Face à la montée en puissance du conflit au Moyen-Orient depuis le 28 février, l’Unesco tire à nouveau la sonnette d’alarme : l’organisation estime désormais, qu’avec « 18 pays concernés, 125 sites du patrimoine mondial sont exposés ». Une évaluation d’ampleur, qui dépasse à ce stade les zones directement touchées par les affrontements.
Dans un communiqué transmis à 20 Minutes, l’organisation internationale affirme avoir déjà « vérifié des dommages sur plusieurs biens du patrimoine mondial, notamment en Iran, au Golestan Palace ; sur le pavillon de Chehel Sotun du site du Jardin persan et sur la mosquée Masjed-e Jāme’ d’Ispahan ». Elle indique aussi que « des bâtiments du complexe muséal situé à proximité de la zone tampon des sites préhistoriques de la vallée de Khorramabad » ont été affectés.
Les dommages ne se limitent pas aux monuments iraniens. Dans la région, d’autres lieux emblématiques pourraient avoir été touchés : le site archéologique de Tyr, au Liban, figure parmi ceux pour lesquels des impacts sont signalés mais encore en cours de vérification.
Une surveillance par satellite
L’Unesco continue de suivre de près la situation du patrimoine culturel et naturel de toute la région.
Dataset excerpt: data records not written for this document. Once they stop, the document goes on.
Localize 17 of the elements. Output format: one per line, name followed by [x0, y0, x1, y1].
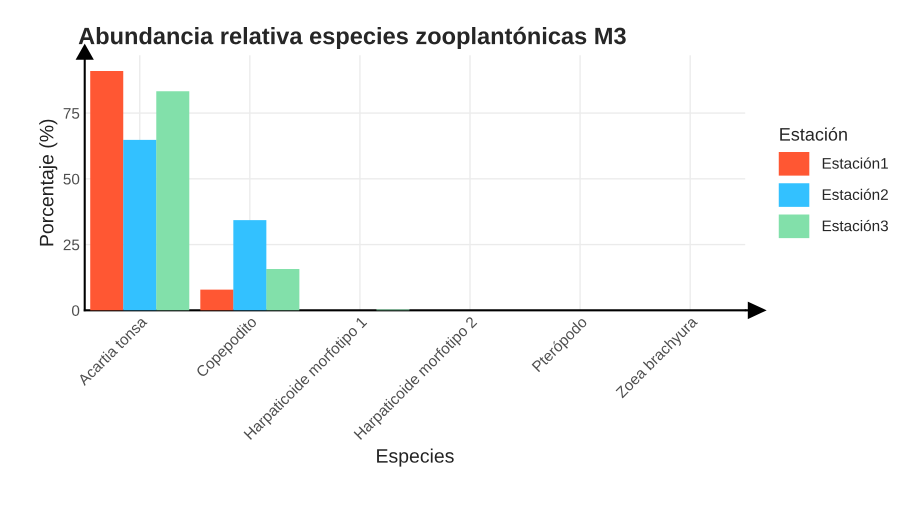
chart-title: Abundancia relativa especies zooplantónicas M3: [78, 26, 626, 50]
bar: [200, 290, 234, 310]
y-tick-label: 50: [63, 174, 80, 185]
y-axis-title: Porcentaje (%): [39, 120, 58, 246]
legend-label: Estación2: [822, 188, 888, 200]
bar: [123, 140, 156, 310]
x-axis-title: Especies: [377, 448, 454, 467]
bar: [90, 71, 124, 310]
legend-title: Estación: [780, 127, 847, 141]
bar: [233, 220, 266, 310]
legend-label: Estación1: [822, 157, 888, 169]
legend-label: Estación3: [822, 220, 888, 232]
y-tick-label: 75: [64, 108, 80, 119]
y-tick-label: 25: [64, 239, 80, 250]
bar: [266, 269, 300, 310]
y-tick-label: 0: [72, 305, 80, 316]
bar: [156, 91, 190, 310]
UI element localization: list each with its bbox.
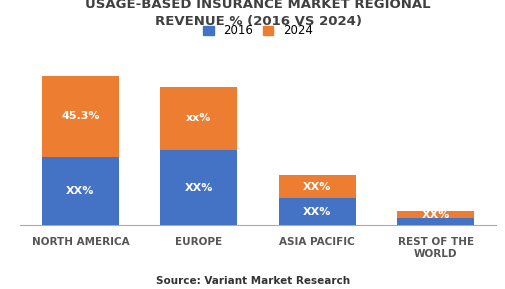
Bar — [42, 157, 119, 225]
Bar — [278, 199, 355, 225]
Text: Source: Variant Market Research: Source: Variant Market Research — [156, 276, 349, 286]
Text: XX%: XX% — [184, 183, 213, 193]
Legend: 2016, 2024: 2016, 2024 — [203, 24, 312, 37]
Text: XX%: XX% — [421, 210, 449, 220]
Text: XX%: XX% — [302, 207, 331, 217]
Bar — [42, 76, 119, 157]
Text: 45.3%: 45.3% — [61, 111, 99, 121]
Bar — [160, 87, 237, 150]
Title: USAGE-BASED INSURANCE MARKET REGIONAL
REVENUE % (2016 VS 2024): USAGE-BASED INSURANCE MARKET REGIONAL RE… — [85, 0, 430, 28]
Bar — [396, 211, 473, 218]
Text: XX%: XX% — [302, 182, 331, 192]
Bar — [396, 218, 473, 225]
Bar — [278, 175, 355, 199]
Text: XX%: XX% — [66, 186, 94, 196]
Bar — [160, 150, 237, 225]
Text: xx%: xx% — [186, 113, 211, 123]
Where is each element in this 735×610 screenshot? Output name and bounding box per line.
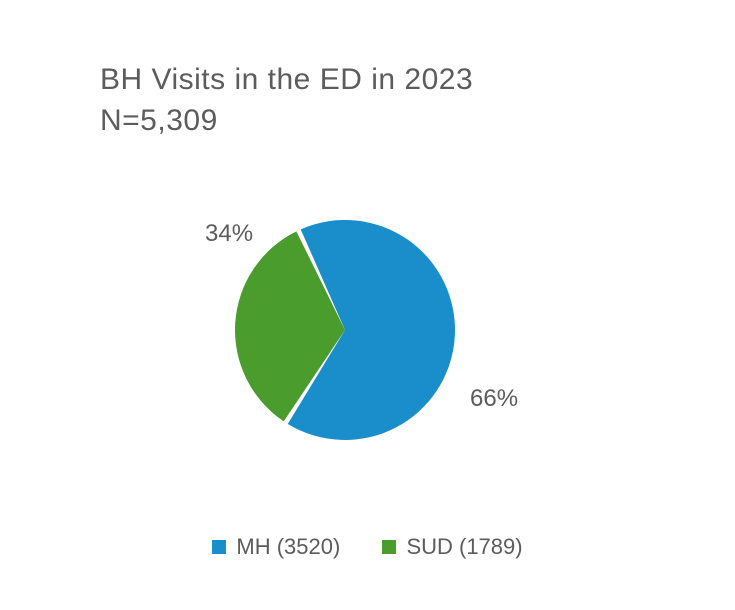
chart-title-line1: BH Visits in the ED in 2023 (100, 60, 473, 101)
legend-swatch-mh (212, 540, 226, 554)
chart-container: BH Visits in the ED in 2023 N=5,309 66% … (0, 0, 735, 610)
pie-chart: 66% 34% (0, 170, 735, 500)
slice-label-mh: 66% (470, 385, 518, 413)
slice-label-sud: 34% (205, 220, 253, 248)
pie-svg (0, 170, 735, 500)
legend: MH (3520) SUD (1789) (0, 534, 735, 560)
legend-text-sud: SUD (1789) (406, 534, 522, 560)
legend-swatch-sud (382, 540, 396, 554)
legend-item-sud: SUD (1789) (382, 534, 522, 560)
chart-title: BH Visits in the ED in 2023 N=5,309 (100, 60, 473, 141)
legend-item-mh: MH (3520) (212, 534, 340, 560)
legend-text-mh: MH (3520) (236, 534, 340, 560)
chart-title-line2: N=5,309 (100, 101, 473, 142)
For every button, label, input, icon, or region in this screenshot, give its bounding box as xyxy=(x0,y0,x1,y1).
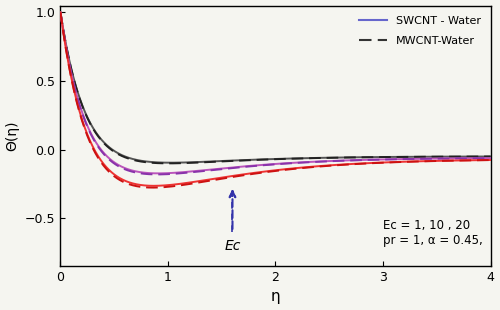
Text: Ec = 1, 10 , 20
pr = 1, α = 0.45,: Ec = 1, 10 , 20 pr = 1, α = 0.45, xyxy=(383,219,482,247)
Legend: SWCNT - Water, MWCNT-Water: SWCNT - Water, MWCNT-Water xyxy=(354,11,485,50)
Y-axis label: Θ(η): Θ(η) xyxy=(6,121,20,151)
X-axis label: η: η xyxy=(270,290,280,304)
Text: Ec: Ec xyxy=(224,239,240,253)
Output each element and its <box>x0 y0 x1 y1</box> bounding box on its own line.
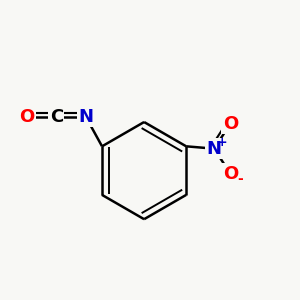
Text: O: O <box>19 108 34 126</box>
Text: -: - <box>237 172 243 186</box>
Text: O: O <box>223 115 238 133</box>
Text: O: O <box>223 165 238 183</box>
Text: N: N <box>78 108 93 126</box>
Text: N: N <box>207 140 222 158</box>
Text: C: C <box>50 108 63 126</box>
Text: +: + <box>217 136 228 149</box>
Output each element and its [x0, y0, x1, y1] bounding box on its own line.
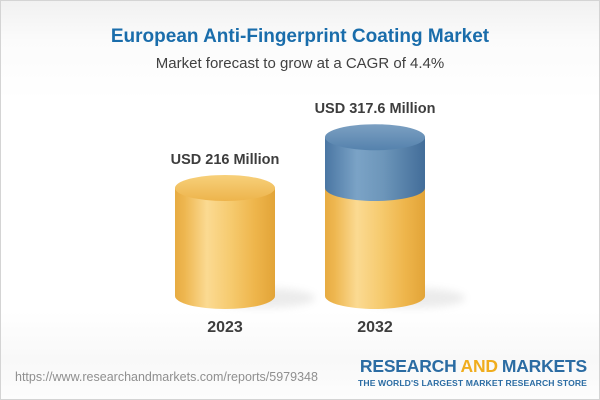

L’organisation a donc communiqué à toutes les parties concernées les coordonnées géographiques de l’ensemble de ces sites. En collaboration avec le Centre Satellitaire des Nations Unies (UNITAR/UNOSAT), l’Unesco surveille « l’état de protection des biens culturels à l’aide d’outils de télédétection et d’analyse d’images satellites ».
Elle indique enfin être « en contact étroit avec toutes les autorités nationales compétentes, les gestionnaires de sites et les professionnels de la culture ». Elle se tient prête « à fournir une expertise ou une assistance supplémentaire dans le cadre de son mandat afin de répondre aux besoins locaux en matière de conservation ».